Lucille Elizabeth Bishop Smith

Lucille Elizabeth Bishop Smith (1892–1985) was an African American entrepreneur, chef, and inventor. She invented the first hot biscuit mix, and has been called "the first African American businesswoman in Texas".[1]

Lucille Elizabeth Bishop Smith
Born(1892-09-05)September 5, 1892
DiedJanuary 12, 1985(1985-01-12) (aged 92)
NationalityAmerican
OccupationEntrepreneur

Biography

Lucille Elizabeth Bishop was born September 5, 1892 in Crockett, Texas, to parents Mary Jackson Bishop and Jesse Bishop. She graduated from Huston-Tillotson University in about 1912 and married her college sweetheart, Ulysses Samuel Smith,[2] who would eventually become known as the "Barbecue King of the Southwest." The couple moved to Fort Worth and established a catering business. They had three children together.[2]

In 1927, Lucille was appointed the coordinator of Fort Worth's vocational education program. Ten years later, she received a similar position at Prairie View A&M, and in 1952 established one of the first college commercial food & technology programs. In 1941, Smith published her first cookbook, Lucille's Treasure Chest of Fine Foods.[3]

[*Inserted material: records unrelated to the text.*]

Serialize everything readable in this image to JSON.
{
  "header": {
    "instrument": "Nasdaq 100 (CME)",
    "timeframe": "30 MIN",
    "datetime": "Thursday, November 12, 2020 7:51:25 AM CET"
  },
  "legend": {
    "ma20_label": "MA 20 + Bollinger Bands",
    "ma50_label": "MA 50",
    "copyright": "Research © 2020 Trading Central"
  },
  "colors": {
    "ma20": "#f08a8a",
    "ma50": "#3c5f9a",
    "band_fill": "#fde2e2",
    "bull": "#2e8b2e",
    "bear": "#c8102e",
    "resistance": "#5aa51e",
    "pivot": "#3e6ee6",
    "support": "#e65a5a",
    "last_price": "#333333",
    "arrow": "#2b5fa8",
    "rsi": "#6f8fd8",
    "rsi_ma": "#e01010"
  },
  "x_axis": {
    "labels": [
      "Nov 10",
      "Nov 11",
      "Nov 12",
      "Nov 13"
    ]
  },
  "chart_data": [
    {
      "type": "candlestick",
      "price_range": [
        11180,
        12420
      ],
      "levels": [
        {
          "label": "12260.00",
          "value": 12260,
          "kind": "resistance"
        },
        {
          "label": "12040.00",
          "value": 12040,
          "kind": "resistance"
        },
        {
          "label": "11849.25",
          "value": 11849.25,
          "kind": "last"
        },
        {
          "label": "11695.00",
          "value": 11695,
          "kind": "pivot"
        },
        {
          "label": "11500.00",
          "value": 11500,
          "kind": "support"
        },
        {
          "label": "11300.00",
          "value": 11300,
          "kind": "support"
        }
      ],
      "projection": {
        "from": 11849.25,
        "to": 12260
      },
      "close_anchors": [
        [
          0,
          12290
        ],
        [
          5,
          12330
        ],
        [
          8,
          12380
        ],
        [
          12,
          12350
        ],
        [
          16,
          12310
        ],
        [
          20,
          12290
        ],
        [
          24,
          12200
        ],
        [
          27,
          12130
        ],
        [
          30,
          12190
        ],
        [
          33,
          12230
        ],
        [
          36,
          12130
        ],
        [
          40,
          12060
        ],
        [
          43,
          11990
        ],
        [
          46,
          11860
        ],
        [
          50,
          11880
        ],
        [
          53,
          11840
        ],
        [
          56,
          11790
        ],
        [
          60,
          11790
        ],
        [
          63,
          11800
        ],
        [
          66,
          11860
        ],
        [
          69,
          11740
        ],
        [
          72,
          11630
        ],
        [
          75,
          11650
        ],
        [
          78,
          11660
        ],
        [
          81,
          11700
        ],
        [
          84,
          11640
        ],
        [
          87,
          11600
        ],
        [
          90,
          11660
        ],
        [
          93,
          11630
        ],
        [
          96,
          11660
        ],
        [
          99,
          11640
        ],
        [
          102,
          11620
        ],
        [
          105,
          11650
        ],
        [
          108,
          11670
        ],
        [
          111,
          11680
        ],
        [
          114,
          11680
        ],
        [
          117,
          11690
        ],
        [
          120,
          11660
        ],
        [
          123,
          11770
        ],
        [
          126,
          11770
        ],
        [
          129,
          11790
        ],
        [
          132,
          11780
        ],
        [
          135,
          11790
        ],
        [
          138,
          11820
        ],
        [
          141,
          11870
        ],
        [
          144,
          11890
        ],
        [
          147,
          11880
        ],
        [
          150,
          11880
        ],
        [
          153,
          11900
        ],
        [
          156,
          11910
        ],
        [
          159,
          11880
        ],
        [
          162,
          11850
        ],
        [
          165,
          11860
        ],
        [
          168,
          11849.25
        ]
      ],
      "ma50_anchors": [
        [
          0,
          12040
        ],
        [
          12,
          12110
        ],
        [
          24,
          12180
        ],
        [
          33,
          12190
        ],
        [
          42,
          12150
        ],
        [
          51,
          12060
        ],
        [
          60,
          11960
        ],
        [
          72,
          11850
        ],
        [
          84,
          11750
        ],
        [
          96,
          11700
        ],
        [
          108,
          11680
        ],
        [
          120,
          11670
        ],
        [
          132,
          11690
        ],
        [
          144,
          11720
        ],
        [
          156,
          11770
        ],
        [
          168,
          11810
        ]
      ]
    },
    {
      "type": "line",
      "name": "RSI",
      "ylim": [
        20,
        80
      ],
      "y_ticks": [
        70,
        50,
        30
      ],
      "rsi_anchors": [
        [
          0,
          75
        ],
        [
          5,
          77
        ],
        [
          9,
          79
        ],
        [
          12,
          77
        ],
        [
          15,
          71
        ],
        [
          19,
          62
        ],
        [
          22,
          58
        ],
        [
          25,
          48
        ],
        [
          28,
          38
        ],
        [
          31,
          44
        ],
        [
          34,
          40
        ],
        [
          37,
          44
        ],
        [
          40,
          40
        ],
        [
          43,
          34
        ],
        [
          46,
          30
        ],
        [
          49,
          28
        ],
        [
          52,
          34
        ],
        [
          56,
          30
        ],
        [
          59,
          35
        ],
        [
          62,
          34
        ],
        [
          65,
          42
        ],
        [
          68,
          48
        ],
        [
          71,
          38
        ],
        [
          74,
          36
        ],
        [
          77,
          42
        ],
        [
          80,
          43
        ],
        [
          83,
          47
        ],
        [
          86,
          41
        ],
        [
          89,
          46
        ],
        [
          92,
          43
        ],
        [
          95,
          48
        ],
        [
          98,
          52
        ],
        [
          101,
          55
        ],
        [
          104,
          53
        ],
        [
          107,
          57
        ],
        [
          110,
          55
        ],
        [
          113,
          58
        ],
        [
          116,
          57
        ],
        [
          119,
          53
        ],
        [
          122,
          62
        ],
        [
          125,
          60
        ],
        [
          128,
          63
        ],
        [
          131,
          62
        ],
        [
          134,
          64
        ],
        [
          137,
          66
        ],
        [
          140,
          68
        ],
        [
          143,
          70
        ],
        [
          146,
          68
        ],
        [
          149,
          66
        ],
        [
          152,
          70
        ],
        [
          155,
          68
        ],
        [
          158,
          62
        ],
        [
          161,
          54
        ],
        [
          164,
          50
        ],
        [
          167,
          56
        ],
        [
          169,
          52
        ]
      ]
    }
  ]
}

For a fundraiser, Smith developed "Lucille's All Purpose Hot Roll Mix" which became a commercial success. In one month, she made about $800 in profits, which she donated to St. Andrew's Methodist Church in Fort Worth. The mix became such a success that she was soon selling 200 cases of it a week. The Cleburne Times-Review reported, "Grocery stores began placing orders for cases of the mix. By April of '48, the orders were for more than 200 cases per week of the 14-ounce boxes. Twenty-one different products [recipes] could be made from the base. The product paved the way for the convenience cooking we know today." She also marketed chili biscuits that were offered on American Airlines flights and in Lyndon Johnson's White House.[4]

Smith became the first African American woman on the Fort Worth Chamber of Commerce, and served on a committee to decorate the Chamber's room at the new Tarrant County Convention Center in 1968.[5] Fort Worth proclaimed a "Lucille B. Smith day" in her honor in 1966. In 1969, she was named to the Governor's Commission on the Status of Women. Throughout her life, Smith fundraised for various causes, and advocated for better conditions for the urban poor.[6] Lucille Smith founded Lucille B. Smith's Fine Foods, Inc in 1974. She counted Eleanor Roosevelt and Joe Lewis as her customers.[3] Smith was twice named a Merit Mother of Texas by the Texas Mothers Association and received Prairie View A&M's Distinguished Partner in Progress Award.[7]

Lucille Bishop Smith died January 12, 1985 in Brenham, Texas. Following a service at St. Andrew's Methodist Church, where she had been a member for over seventy years, she was buried in the Smith family plot in the New Trinity Cemetery in Haltom City, Texas.[8][2]

References

  1. Kennedy, Bud (2015-12-24). "50 years ago, Fort Worth woman baked her way into soldiers' hearts". star-telegram. Retrieved 2017-11-07.
  2. "Smith, Lucille Bishop". www.fortworthtexasarchives.org. Retrieved 2018-11-16.
  3. "SMITH, LUCILLE ELIZABETH BISHOP". tshaonline.org. Retrieved 2017-11-07.
  4. "Lucille Bishop Smith". Food Tells a Story. 2016-05-10. Retrieved 2017-11-07.
  5. Hawk, Sandra (1968-10-13). "Room 275 at New Center Study in Luxury, Comfort". Fort Worth Star-Telegram.
  6. Daley, Bill (2014-07-12). "Lucille B. Smith blazed trail as black entrepreneur". tribunedigital-chicagotribune. Retrieved 2017-11-07.
  7. "Lucille Bishop Smith | Women in Texas History". Women in Texas History. Retrieved 2018-11-16.
  8. "Lucille Elizabeth Bishop Smith". Find A Grave. Retrieved 2018-11-16.